Numa retrospectiva histórica mais acurada, contudo, de acordo com as reflexões de Rank (1934, p. 192-194), foi a evolução ao culto solar que deu inicio à decadência e o abandono decisivo da civilização aos ancestrais padrões de domínio matriarcal, do qual se beneficiou a civilização patriarcal, orientação que encontra igualmente sua expressão na identificação final do rei  recém-nascido (infans) com o sol, em oposição ao domínio da mulher, tanto na vida social quanto na vida religiosa e artística. Modelo de cultura que se propagou no Egito e redundou, na Grécia, com a total eliminação da mulher, mesmo na vida erótica, processo que foi o marco da decadência da tradição matriarcal na Ásia Menor. Por outro lado, não se pode omitir que o declínio e a dissolução da influência das mulheres nos processos de cura, agravou-se sobremaneira com o Método Científico proposto pela ciência emergente de Francis Bacon que condenava ao expurgo tudo que era irracional, intuitivo, consolidando a influência exercida pelas atividades patriarcais sobre o pensamento científico.

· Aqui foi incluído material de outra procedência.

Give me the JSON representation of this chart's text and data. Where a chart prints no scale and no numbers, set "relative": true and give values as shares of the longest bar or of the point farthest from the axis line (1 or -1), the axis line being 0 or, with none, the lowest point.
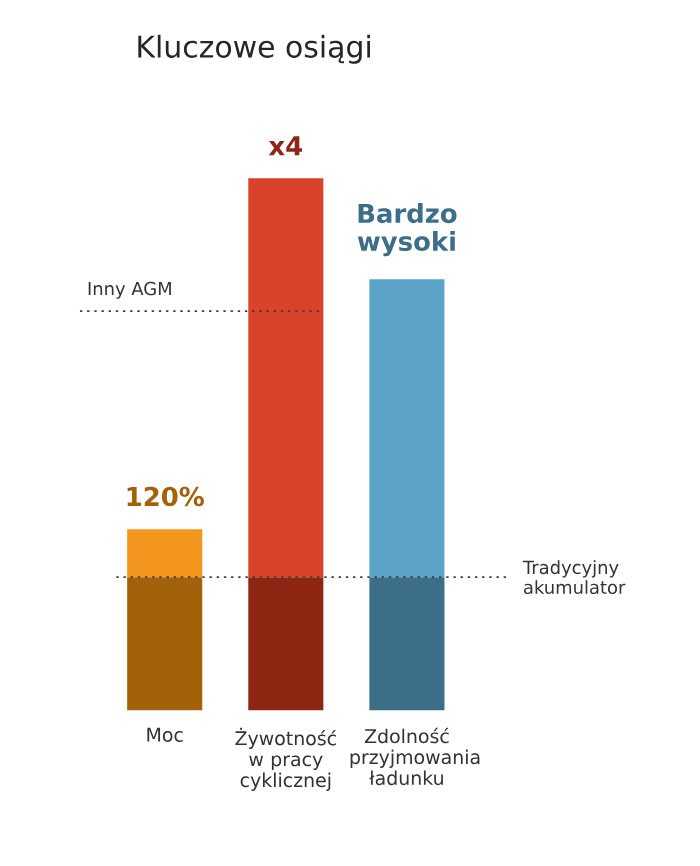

Então, a nova “ciência” floresceu as custas do afastamento das clássicas virtudes femininas aplicadas aos procedimentos de cura, a despeito da vasta sabedoria adquirida pelas mulheres ao longo do tempo sobre cuidado, nutrição, manipulação de ervas, além da inata abertura da polaridade feminina para a intuição, dom indispensável aos processos interacionais que envolve o cuidar do próximo. 

Para nós enfermeiros, uma compreensão melhor elaborada em relação ao nosso arcabouço teórico-prático na esfera do binômio intuição-subjetividade, entendo como oportuno o pensamento de Capra (1992, p. 72) quando ele esclarece que desde Galileu, Descartes  e Newton, nossa cultura tem estado tão obcecada com o conhecimento racional, a objetividade e a quantificação, que nos mostramos muito inseguros ao lidar com os valores inerentes à experiência humana em essência, particularmente aqueles relacionados a dimensão subjetiva que nos cerca. Para ele, o fenômeno da cura estará excluído da ciência enquanto os pesquisadores da área de saúde se limitarem a uma estrutura conceitual que não lhes permita uma abertura de consciência e a compreensão interativa de corpo, mente, espírito e meio ambiente. A arte de curar não pode ser quantificada, mas o impalpável da realidade imaterial que está pulsante em nossos pensamentos, sentimentos, emoções, falando através do coração, não seriam suficientes para abrir nossa consciência de que algo MAIOR nos guia quando interagimos para cuidar? 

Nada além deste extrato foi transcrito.